Die Entscheidung: Stadtpatronin oder Großbordell

Um das Milieu „auszutrocknen“ und die Prostitution besser zu kontrollieren, sollte 1964 ein Großbordell am Stüverhoff errichtet werden. Der ganze Eigelstein war entsetzt und machte mobil gegen dieses Vorhaben. Niemand geringerer als der damalige Pfarrer von St. Ursula, Paul Fetten, setzte sich an die Spitze dieser Bewegung und drohte damit, dass er von der Stadt verlangen würde, die Heilige Ursula als Stadtpatronin abzusetzen, sollte dieses Bordell tatsächlich gebaut werden. Die Stadt knickte ein.
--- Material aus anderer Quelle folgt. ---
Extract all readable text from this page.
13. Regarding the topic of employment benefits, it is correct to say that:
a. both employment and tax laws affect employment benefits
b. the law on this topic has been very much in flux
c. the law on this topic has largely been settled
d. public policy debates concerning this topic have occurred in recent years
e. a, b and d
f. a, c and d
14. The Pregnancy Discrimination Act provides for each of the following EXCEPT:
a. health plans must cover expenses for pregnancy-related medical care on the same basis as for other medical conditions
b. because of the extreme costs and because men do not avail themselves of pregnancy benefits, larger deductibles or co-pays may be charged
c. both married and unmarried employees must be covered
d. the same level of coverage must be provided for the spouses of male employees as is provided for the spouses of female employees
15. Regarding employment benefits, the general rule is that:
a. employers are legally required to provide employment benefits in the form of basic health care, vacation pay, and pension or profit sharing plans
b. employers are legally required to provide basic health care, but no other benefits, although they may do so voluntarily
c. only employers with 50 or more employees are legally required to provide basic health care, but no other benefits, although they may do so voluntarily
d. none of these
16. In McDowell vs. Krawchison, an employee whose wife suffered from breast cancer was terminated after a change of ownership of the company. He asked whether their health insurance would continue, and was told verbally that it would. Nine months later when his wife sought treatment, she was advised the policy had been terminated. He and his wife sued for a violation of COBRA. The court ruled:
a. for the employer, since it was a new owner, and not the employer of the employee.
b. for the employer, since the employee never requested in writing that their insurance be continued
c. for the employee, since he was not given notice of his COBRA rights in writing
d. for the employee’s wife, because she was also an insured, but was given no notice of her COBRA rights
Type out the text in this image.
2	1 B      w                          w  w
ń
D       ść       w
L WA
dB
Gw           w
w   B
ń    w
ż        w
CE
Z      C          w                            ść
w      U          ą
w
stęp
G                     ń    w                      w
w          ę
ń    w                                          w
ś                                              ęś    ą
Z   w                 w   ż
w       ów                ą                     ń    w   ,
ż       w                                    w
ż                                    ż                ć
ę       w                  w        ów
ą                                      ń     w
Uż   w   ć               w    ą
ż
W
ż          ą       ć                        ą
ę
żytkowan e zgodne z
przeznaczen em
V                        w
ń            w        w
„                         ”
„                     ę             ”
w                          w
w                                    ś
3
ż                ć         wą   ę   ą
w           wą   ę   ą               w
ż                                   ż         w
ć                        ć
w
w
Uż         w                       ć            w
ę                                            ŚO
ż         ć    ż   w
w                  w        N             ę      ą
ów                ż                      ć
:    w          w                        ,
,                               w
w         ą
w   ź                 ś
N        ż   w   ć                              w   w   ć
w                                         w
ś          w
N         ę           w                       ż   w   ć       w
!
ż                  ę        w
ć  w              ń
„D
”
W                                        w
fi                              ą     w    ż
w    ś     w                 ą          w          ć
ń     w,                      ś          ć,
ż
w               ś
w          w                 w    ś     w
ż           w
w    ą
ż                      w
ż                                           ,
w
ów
Erst mit der Eröffnung des „Eros Centers“ im Jahr 1972 (später in „Pascha“ umbenannt) in der Hornstraße wurde die Prostitution in der gesamten Innenstadt und somit auch im Stavenhof untersagt. Zwar kamen Ende der 1970er einzelne Prostituierte zurück, doch die wilden Zeiten waren da schon längst vorbei.

Als Anfang der 1990er Jahre die Grenzen insbesondere zu den osteuropäischen Ländern geöffnet wurden, nahmen Banden aus diesen Regionen das Geschäft in die Hand – mitsamt ausländischen Prostituierten. Als dann noch vermehrt drogenabhängige Frauen am Eigelstein und drumherum anschafften, kippte die Stimmung endgültig, die offene Prostitution wurde nicht länger geduldet.

Das mit einem Architekturpreis prämierte Haus Stavenhof 20, Bild: Uli Kievernagel
Das mit einem Architekturpreis prämierte Haus Stavenhof 20, Bild: Uli Kievernagel

Bevorzugte Wohngegend und beliebter Drehort

Heute ist der Stavenhof eine reine Wohnstraße und mittlerweile eine bevorzugte sowie teure Ecke. Das Haus Stavenhof 20 hat sogar einen Architekturpreis gewonnen. Rund um den Eigelstein existieren zwar noch einzelne Stundenhotels und Wohnungen, in denen noch angeschafft wird. Allerdings spielt sich diese Prostitution eher im Verborgenen ab.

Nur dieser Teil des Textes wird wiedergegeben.